Les fonctionnaires éligibles à la RACL

Pour bénéficier de la retraite anticipée pour carrière longue, il faut impérativement disposer du nombre de trimestres requis pour percevoir une pension complète, soit sans décote. Ce nombre dépend de l’année de naissance du fonctionnaire. Il varie ainsi de 166 trimestres (41,5 ans) pour les agents nés en 1955 à 172 trimestres (43 ans) pour ceux nés à partir de 1973.

En plus de la durée d’assurance demandée, le fonctionnaire doit justifier d’un certain nombre de trimestres validés en début de carrière. À la fin de l’année de ses 16 ou 20 ans, il doit avoir validé au moins 5 trimestres s’il est né entre janvier et septembre ou au moins 4 trimestres s’il est né entre octobre et décembre. En fonction de sa date de naissance, de son âge de début d’activité et de son nombre de trimestres, l’agent peut partir à 60, 59, 58 voire, dans certains cas, à 57 ans.

Les trimestres pris en compte

Seuls les trimestres « réellement cotisés » sont comptabilisés. Contrairement à ce qui passe pour un départ à la retraite « normal », les trimestres « réputés cotisés » ou « assimilés », c’est-à-dire octroyés sans le versement en contrepartie de cotisations vieillesse, ne sont théoriquement pas pris en compte.

Toutefois, cette règle a été largement assouplie. Depuis le 1er janvier 2014, tous les trimestres liés à la maternité comptent ainsi que ceux attribués au titre du service national (dans la limite de 4 trimestres), du chômage indemnisé (dans la limite de 4 trimestres), de la maladie ou de l’accident du travail (dans la limite de 4 trimestres), de l’invalidité (dans la limite de 2 trimestres) et du compte personnel de prévention de la pénibilité (dans la limite de 8 trimestres).

À noter : seuls les agents non titulaires peuvent disposer d’un compte de pénibilité réservé aux salariés de droit privé exposés à des risques professionnels (travail de nuit, travail à la chaîne, travail en 3x8…).

La demande de RACL

C’est au fonctionnaire de demander à bénéficier de la retraite anticipée pour carrière longue.

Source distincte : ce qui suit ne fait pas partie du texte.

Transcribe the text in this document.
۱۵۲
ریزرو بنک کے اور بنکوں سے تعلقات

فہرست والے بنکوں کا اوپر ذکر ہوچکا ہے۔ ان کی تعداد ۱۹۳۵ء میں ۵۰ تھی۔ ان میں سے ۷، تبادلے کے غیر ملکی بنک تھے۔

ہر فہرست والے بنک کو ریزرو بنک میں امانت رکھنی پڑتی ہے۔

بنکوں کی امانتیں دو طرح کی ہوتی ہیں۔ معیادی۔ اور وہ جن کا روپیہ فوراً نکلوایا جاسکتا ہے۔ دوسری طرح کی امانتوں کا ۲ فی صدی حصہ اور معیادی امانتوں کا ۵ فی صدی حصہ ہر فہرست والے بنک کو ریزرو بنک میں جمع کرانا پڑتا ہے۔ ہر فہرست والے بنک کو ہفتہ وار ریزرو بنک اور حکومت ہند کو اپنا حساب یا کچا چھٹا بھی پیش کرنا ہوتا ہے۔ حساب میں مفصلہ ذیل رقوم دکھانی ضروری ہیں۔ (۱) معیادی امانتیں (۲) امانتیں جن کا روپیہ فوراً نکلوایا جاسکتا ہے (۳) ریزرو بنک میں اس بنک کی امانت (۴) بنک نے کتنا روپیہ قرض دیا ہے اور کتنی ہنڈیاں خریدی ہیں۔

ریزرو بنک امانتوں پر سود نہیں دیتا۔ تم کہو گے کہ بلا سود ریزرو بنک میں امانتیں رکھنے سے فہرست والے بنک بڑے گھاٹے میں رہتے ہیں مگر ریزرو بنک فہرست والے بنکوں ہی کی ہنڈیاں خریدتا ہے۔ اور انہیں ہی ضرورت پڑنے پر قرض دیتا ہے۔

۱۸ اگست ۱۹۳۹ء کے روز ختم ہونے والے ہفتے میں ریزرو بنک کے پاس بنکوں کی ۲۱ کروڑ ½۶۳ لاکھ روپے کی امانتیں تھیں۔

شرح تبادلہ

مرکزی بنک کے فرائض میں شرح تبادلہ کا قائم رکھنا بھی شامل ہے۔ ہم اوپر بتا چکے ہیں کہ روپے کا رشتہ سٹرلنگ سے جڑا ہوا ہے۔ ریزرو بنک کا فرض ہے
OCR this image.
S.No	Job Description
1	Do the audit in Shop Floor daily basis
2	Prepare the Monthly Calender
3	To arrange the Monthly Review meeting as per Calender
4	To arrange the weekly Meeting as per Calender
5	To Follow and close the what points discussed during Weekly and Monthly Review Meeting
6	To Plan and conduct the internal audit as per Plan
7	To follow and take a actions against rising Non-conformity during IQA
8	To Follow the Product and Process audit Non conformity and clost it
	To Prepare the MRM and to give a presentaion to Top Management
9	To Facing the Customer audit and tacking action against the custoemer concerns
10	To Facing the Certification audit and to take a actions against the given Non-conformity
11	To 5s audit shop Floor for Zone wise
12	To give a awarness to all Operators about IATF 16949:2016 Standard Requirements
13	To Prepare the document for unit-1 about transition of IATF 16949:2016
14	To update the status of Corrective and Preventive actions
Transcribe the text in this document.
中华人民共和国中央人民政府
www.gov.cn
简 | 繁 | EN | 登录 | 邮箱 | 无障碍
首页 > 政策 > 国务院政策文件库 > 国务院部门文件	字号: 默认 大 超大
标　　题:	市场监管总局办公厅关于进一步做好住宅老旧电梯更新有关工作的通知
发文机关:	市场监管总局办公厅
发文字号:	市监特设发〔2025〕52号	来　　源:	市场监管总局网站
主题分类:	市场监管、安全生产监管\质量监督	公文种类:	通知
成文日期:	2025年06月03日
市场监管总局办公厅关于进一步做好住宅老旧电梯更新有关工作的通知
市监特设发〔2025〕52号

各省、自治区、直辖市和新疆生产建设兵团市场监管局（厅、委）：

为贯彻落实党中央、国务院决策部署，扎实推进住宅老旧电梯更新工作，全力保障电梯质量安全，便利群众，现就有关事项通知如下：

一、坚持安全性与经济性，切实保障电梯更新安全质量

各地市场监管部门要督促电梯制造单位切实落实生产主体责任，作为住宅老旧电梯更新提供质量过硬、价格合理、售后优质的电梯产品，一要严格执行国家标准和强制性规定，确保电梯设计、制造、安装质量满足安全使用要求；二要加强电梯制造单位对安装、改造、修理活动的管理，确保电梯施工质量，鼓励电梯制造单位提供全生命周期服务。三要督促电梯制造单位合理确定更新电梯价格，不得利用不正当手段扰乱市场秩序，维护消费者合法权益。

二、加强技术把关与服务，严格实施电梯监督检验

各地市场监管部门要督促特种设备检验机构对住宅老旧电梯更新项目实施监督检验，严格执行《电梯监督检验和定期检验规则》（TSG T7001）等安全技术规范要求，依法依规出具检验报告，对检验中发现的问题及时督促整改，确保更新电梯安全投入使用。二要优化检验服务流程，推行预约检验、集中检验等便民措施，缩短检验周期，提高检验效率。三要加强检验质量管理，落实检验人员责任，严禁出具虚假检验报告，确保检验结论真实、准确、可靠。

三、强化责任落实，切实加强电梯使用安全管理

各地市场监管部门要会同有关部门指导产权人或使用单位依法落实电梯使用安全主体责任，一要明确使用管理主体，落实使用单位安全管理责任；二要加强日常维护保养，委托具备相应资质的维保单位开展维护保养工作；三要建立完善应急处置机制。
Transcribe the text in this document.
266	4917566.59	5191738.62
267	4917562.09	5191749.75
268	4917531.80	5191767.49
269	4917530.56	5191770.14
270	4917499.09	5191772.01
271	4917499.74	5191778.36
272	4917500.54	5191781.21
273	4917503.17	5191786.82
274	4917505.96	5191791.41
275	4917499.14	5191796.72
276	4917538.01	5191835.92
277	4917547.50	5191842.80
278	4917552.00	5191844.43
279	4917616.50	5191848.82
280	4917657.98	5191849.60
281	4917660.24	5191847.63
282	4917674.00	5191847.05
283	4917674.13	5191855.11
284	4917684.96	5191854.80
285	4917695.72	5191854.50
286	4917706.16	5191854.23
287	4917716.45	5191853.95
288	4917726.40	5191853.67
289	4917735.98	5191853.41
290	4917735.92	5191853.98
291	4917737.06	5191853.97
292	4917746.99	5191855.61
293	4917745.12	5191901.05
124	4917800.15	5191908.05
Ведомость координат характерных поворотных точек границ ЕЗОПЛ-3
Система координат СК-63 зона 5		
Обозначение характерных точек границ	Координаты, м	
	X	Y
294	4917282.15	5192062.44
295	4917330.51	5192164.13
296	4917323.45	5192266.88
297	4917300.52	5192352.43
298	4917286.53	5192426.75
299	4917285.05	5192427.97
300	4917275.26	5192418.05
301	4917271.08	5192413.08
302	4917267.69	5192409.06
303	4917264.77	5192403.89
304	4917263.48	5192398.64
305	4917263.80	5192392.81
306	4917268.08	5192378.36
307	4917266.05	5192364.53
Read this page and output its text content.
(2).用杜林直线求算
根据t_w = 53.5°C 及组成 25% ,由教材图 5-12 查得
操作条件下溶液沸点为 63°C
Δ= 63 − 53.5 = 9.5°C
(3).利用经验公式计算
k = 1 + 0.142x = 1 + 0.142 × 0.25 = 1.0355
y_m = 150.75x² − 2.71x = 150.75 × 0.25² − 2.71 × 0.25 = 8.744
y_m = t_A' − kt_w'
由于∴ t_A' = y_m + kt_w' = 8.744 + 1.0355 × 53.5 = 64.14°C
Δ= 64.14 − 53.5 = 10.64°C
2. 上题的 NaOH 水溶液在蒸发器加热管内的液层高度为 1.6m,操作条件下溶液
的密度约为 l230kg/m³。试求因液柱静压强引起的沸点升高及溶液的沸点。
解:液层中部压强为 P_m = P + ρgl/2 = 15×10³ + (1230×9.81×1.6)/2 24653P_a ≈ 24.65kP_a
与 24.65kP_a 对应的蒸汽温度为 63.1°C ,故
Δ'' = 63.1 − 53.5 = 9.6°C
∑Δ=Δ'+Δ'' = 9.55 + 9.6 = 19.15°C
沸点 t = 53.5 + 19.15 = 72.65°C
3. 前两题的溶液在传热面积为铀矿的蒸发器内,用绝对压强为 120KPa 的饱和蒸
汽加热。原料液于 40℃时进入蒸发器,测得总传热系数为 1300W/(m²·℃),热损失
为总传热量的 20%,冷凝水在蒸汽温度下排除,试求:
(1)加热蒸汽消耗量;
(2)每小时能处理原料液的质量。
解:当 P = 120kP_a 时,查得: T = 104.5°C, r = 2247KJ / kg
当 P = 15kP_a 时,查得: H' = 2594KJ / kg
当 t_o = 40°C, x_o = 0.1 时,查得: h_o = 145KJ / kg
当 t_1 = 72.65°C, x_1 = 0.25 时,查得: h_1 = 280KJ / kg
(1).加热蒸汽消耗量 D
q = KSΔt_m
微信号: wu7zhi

Il doit effectuer une demande auprès du service du personnel de son administration s’il dépend de la fonction publique d’État ou auprès de la Caisse nationale de retraites des agents des collectivités locales (CNRACL) s’il travaille dans la fonction publique territoriale ou hospitalière.

En revanche, il faut savoir que la RACL ne s’applique pas au régime de retraite additionnelle de la fonction publique (RAFP). Il n’a donc aucune demande à formuler auprès de ce régime obligatoire, alimenté par les cotisations assises sur une partie des primes perçues par les fonctionnaires. Les rentes RAFP seront versées à l’agent seulement lorsqu’il aura atteint l’âge « normal » d’ouverture des droits à la retraite (62 ans à compter de 2017).

Les agents non titulaires de la fonction publique doivent, eux, adresser leur demande auprès de l’Assurance retraite, leur régime de retraite de base, et de l’Ircantec, leur régime de retraite complémentaire.

Après examen du dossier, la caisse sollicitée notifie à l’agent s’il a droit ou non à la RACL. En cas de refus, elle doit expliquer pourquoi. Si la demande est acceptée, le fonctionnaire reçoit une attestation de situation précisant à quelle date il pourra liquider ses droits à la retraite. Ce document devra impérativement être joint à sa future demande de retraite sous peine de voir son départ anticipé refusé.